Physics Problem

Question

You measure a watch's hour and minute hands to be 7.2 mm and 11.7 mm long, respectively. In one day, by how much does the distance traveled by the tip of the minute hand exceed the distance traveled by the tip of the hour hand?

Answer 1

In one day, the hour's hand rotates twice around the watch. The tip of the hour hand travels in a circle with radius 7.2 mm, so each hour, it travels 45.239 mm (the circumference of the circle). In a full day, it travels 90.478 mm.

In one day, the minute's hand rotates 24 times around the watch. The tip of the minute hand travels in a circle with radius 11.7 mm, so each rotation it travels 73.51 mm (circumference). In a full day, it travels 1764.24 mm.

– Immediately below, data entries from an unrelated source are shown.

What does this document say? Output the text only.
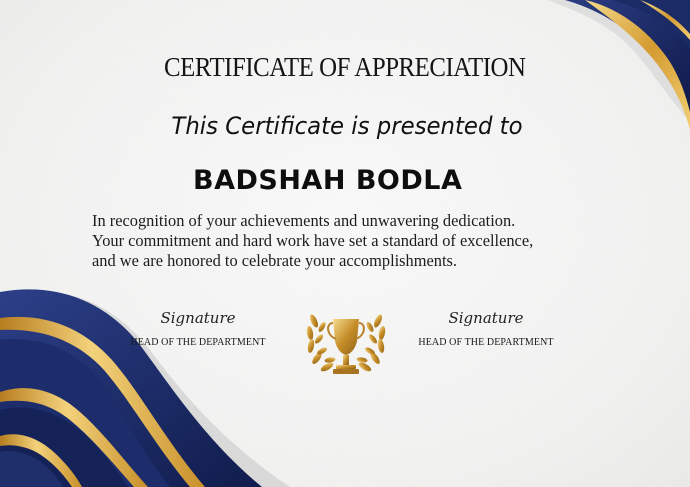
CERTIFICATE OF APPRECIATION
This Certificate is presented to
BADSHAH BODLA
In recognition of your achievements and unwavering dedication.
Your commitment and hard work have set a standard of excellence,
and we are honored to celebrate your accomplishments.
Signature
HEAD OF THE DEPARTMENT
Signature
HEAD OF THE DEPARTMENT
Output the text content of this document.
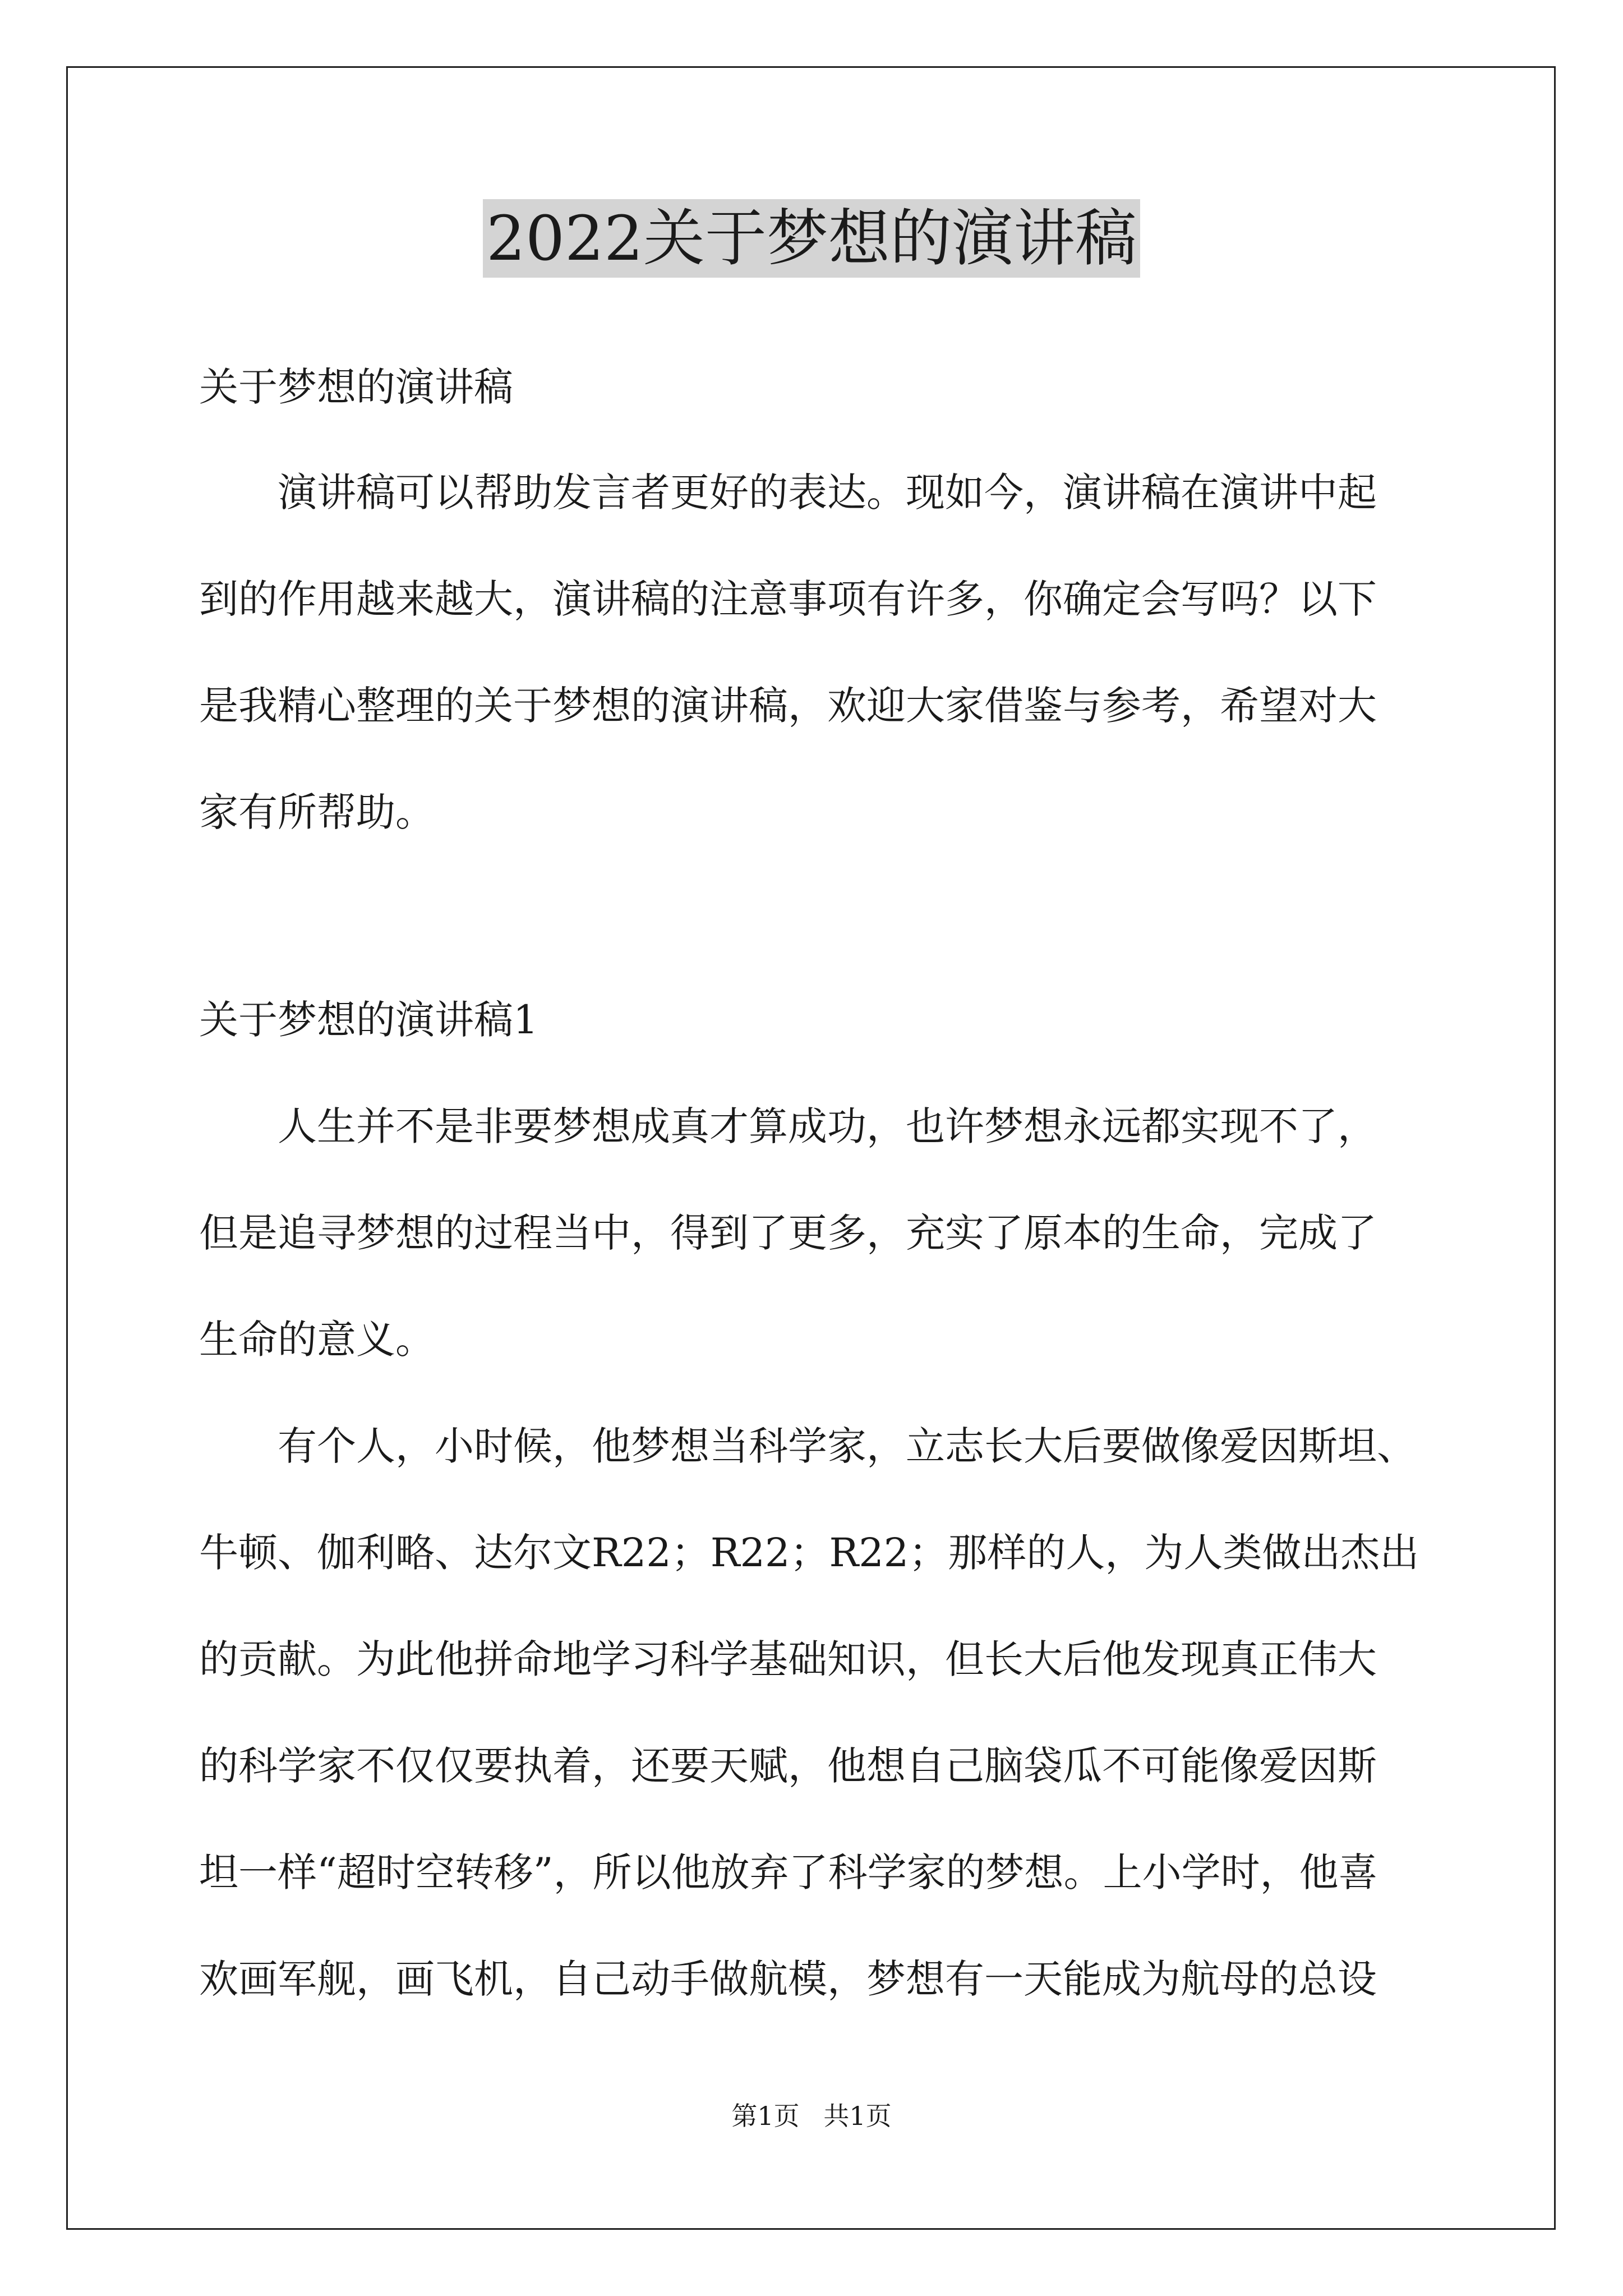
2022关于梦想的演讲稿
关于梦想的演讲稿
演讲稿可以帮助发言者更好的表达。现如今，演讲稿在演讲中起
到的作用越来越大，演讲稿的注意事项有许多，你确定会写吗？以下
是我精心整理的关于梦想的演讲稿，欢迎大家借鉴与参考，希望对大
家有所帮助。
关于梦想的演讲稿1
人生并不是非要梦想成真才算成功，也许梦想永远都实现不了，
但是追寻梦想的过程当中，得到了更多，充实了原本的生命，完成了
生命的意义。
有个人，小时候，他梦想当科学家，立志长大后要做像爱因斯坦、
牛顿、伽利略、达尔文R22；R22；R22；那样的人，为人类做出杰出
的贡献。为此他拼命地学习科学基础知识，但长大后他发现真正伟大
的科学家不仅仅要执着，还要天赋，他想自己脑袋瓜不可能像爱因斯
坦一样“超时空转移”，所以他放弃了科学家的梦想。上小学时，他喜
欢画军舰，画飞机，自己动手做航模，梦想有一天能成为航母的总设
第1页 共1页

The difference is then 1673.76 mm, or 1.674 meters.

Answer 2

Just compute the distance traveled by the tip of the minute hand minus the distance traveled by the tip of the hour hand.

The minute hand goes through 24 rotations in a day ($48\pi$ radians), while the hour hand travels just 2 rotations in a day ($4\pi$ radians).

So with the equation $2\pi r$ for circumference of a circle of radius r, we get $48\pi(11.7)-4\pi(7.2)=1673.84$ mm. Slightly more than the answer given by @user2825632... so rounding errors?